Schools opened on Monday for examination classes while most tertiary institutions are preparing to welcome back students.
And due to the high cost of getting tested, which can be as much as US$60, many students are returning without knowing their status, putting themselves and others at risk.
“The voluntary testing will take place between 15 and 22 March at the Parirenyatwa Group of Hospitals casualty car park,” the institutions said in a joint statement.
“The arrangement will be able to process 150 students per day on a first come first serve basis.”
HigherLife Foundation is a social impact organisation founded in 1991 by telecommunications mogul Strive Masiyiwa and his wife Tsitsi and invests in human capital.
Beneficiaries will be required to bring their school and college identity cards as well as letters of confirmation from their respective institutions.
Educational institutions were shut last year as the pandemic wrecked havoc, with attempts to re-open having been dogged by cases of infections among students in late 2020, once again forcing closures up to now.

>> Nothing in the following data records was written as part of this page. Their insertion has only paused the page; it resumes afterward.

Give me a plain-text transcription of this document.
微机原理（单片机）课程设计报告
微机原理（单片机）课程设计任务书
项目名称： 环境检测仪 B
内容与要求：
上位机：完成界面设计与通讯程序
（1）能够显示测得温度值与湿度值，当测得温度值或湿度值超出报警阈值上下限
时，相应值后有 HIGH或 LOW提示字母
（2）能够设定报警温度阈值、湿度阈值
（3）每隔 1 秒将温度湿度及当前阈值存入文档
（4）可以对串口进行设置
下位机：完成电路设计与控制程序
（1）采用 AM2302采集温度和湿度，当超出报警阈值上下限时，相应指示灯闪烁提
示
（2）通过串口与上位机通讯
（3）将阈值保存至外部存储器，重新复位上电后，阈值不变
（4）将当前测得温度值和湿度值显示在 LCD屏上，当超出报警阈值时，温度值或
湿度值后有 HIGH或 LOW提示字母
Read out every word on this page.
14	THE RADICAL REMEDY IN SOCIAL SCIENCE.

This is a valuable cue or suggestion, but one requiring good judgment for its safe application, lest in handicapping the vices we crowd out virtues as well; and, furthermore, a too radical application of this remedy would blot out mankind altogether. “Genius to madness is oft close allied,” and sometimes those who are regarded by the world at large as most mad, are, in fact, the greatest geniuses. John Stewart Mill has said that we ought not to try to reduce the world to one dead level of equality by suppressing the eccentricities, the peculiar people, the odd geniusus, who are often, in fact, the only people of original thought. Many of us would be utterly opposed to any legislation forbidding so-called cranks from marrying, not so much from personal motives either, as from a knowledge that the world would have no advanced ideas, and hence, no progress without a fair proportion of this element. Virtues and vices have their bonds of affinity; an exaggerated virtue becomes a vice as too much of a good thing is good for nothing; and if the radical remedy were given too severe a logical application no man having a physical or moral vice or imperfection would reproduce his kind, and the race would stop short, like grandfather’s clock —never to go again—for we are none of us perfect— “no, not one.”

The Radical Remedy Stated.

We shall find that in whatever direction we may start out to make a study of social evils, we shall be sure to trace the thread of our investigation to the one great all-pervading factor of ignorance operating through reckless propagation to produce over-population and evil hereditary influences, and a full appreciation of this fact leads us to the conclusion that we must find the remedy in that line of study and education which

The re-opening of schools and tertiary institutions is amid apprehension by health experts over a potential Covid-19 third wave after the government recently relaxed lockdown restrictions allowing free movement of citizens.
The country, three weeks ago, began its Covid-19 vaccination programme, which overtime is expected to curtail the impact of the coronavirus.
As at March 15, Zimbabwe had recorded 36 504 cases of infection and 1 504 deaths, with 37 660 frontline workers having been vaccinated.